The election of Donald Trump means many things - just one of which is a significant morale (and profit) boost for the private prison sector, which was looking under increasing threat during Obama's presidency.
James Surowiecki's piece for the New Yorker demonstrates the jaw-dropping scale and influence of the "incarceration industry" in the US, which lobbies (successfully) for changes to law enforcement policy that are in its own interests. The article also underlines the problems that inevitably arise when the pursuit of profit is prioritised over anything else (including inmate welfare).
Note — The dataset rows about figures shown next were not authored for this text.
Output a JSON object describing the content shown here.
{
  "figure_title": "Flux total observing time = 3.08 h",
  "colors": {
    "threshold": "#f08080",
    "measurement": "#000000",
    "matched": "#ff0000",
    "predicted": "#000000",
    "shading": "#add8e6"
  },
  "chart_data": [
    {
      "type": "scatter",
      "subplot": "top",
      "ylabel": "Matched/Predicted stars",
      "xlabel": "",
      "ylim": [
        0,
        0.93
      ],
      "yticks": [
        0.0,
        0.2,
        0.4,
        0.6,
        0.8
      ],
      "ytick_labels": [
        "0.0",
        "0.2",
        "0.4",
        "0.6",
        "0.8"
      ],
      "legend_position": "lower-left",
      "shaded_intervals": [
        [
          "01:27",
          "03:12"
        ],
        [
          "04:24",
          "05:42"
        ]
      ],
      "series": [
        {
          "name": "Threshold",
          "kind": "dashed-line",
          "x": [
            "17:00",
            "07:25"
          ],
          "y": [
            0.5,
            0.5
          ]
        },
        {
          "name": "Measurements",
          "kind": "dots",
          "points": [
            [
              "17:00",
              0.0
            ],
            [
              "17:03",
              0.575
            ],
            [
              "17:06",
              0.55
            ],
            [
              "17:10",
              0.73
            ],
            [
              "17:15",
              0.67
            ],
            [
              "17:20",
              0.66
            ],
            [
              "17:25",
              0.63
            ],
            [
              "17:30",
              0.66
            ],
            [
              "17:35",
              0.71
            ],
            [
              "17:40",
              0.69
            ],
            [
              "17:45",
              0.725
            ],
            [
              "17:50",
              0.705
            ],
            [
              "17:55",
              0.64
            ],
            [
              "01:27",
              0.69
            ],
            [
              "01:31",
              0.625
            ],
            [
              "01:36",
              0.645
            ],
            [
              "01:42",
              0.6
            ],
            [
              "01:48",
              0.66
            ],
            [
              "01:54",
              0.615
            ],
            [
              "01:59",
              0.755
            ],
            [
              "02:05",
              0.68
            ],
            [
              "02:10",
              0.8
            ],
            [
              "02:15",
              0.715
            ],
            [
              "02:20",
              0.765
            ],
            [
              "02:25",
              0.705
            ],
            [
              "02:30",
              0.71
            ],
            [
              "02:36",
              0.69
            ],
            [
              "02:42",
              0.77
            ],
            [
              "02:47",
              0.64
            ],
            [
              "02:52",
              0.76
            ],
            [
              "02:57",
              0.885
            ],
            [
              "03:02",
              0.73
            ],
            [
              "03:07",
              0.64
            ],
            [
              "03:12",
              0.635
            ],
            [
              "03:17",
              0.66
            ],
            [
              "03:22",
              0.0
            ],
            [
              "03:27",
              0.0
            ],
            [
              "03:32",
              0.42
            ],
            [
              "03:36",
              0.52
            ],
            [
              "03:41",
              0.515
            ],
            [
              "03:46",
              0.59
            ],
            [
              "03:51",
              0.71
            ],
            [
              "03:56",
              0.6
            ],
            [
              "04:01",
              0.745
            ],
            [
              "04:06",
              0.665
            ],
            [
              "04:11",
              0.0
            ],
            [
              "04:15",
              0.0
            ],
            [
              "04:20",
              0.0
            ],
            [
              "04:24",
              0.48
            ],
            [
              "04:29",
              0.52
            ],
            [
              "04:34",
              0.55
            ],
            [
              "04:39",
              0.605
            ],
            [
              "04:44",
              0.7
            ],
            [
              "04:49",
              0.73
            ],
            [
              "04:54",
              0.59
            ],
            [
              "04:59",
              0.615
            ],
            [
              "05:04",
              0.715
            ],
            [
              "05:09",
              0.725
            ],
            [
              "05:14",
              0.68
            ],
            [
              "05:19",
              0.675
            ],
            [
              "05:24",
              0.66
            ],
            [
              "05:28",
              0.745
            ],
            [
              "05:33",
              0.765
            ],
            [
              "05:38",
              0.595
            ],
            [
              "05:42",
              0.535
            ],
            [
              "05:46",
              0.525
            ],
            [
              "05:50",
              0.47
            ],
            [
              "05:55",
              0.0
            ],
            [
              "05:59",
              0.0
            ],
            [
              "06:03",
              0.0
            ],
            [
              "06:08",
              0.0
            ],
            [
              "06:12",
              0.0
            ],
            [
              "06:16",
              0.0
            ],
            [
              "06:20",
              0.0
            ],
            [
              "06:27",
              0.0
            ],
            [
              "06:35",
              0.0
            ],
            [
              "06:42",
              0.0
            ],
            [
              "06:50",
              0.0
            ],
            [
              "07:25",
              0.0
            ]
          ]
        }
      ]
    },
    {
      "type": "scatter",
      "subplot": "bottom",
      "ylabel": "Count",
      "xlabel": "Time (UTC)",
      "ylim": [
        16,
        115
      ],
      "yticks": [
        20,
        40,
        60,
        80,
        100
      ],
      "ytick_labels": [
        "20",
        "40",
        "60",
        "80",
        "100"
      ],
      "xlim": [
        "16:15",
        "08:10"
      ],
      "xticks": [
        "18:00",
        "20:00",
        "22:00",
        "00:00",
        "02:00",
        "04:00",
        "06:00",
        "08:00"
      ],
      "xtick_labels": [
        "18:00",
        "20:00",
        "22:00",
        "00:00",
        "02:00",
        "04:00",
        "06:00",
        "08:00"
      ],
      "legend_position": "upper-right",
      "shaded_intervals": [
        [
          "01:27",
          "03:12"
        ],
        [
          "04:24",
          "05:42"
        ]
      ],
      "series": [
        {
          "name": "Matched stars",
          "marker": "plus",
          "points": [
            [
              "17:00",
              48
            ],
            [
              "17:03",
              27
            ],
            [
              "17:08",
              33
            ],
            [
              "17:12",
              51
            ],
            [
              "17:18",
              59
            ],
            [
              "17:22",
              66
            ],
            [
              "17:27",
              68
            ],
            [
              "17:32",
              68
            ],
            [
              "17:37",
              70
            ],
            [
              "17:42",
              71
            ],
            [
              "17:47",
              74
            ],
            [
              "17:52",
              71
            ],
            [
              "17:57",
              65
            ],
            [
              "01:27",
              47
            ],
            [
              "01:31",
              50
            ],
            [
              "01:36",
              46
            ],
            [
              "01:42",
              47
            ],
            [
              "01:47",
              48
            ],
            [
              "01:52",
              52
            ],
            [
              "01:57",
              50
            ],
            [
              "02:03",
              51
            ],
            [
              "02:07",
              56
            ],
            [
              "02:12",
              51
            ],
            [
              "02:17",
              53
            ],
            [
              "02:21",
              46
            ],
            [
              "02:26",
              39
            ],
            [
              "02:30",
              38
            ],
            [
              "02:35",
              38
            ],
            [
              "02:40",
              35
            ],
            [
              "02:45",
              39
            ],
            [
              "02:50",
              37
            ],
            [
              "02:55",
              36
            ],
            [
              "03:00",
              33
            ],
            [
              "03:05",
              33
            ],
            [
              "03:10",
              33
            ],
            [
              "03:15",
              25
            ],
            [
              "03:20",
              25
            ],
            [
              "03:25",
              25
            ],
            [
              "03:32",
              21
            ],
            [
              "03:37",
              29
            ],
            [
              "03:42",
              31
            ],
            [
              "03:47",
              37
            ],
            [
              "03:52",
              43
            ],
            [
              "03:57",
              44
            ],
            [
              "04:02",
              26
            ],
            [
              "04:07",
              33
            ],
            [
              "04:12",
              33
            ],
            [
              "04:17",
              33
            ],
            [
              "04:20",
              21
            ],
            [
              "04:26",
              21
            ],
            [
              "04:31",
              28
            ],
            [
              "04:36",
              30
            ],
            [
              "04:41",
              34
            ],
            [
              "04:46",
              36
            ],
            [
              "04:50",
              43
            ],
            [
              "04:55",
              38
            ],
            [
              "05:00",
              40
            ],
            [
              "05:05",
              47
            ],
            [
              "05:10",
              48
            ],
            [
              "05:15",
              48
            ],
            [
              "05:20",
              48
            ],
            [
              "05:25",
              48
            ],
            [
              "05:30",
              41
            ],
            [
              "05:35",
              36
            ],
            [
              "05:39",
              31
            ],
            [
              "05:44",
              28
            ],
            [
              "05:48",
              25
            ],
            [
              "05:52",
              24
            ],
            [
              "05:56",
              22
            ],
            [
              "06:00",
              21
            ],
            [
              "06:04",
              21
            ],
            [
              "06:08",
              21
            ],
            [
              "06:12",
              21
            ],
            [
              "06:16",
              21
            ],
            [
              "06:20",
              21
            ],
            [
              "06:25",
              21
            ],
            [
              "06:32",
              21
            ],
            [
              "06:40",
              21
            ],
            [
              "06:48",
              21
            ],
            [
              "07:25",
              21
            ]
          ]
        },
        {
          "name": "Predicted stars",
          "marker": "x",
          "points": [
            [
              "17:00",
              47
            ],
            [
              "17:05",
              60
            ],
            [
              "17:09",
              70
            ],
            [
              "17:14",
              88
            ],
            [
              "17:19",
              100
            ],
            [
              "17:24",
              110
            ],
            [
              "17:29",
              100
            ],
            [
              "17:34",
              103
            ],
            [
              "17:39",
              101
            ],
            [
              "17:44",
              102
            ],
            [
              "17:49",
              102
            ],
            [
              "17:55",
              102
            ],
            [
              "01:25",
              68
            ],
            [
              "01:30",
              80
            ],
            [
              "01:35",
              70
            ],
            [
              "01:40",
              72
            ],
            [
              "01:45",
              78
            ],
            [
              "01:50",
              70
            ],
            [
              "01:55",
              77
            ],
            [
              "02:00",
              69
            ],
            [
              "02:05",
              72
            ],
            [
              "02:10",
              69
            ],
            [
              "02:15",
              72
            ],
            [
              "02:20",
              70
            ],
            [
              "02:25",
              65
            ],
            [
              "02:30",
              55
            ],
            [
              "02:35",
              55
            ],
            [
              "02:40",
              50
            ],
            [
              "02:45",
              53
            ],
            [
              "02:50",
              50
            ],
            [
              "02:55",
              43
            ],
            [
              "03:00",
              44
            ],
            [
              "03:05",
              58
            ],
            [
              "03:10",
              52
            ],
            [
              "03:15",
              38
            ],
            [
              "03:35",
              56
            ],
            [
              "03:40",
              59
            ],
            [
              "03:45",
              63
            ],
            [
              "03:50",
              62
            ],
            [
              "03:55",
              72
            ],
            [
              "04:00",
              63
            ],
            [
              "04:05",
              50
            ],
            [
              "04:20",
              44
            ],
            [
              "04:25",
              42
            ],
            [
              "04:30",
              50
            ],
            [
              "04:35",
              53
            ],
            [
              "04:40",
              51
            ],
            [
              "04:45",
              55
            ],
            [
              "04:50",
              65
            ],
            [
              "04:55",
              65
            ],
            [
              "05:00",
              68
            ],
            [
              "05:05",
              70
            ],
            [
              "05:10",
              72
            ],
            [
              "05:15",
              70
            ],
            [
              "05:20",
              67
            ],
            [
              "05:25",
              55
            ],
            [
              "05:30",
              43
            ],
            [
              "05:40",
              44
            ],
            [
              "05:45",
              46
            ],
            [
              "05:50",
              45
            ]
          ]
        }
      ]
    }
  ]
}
Most obviously, rehabilitation and the prevention of repeat offending - the primary purpose of imprisonment, surely - is completely at odds with a business model in which larger numbers confined in cells translates to larger numbers on spreadsheets.
As Surowiecki explains, there did seem to be evidence during Obama's administration that the tide was turning against the industry, but the fact that the president elect is a fierce champion of privatisation and unfettered capitalism as well as a tough talker on immigration certainly suggests that for private prisons, business could soon be booming like never before.
To most of us on this side of the Atlantic, the sorry state of affairs in the US resembles something out of a dystopian Orwellian fantasy - and yet we shouldn't feel so comfortable and complacent that it couldn't happen here. With the Tories intent on continuing to place the provision of public services in the hands of private businesses, we could yet face a similarly nightmarish future.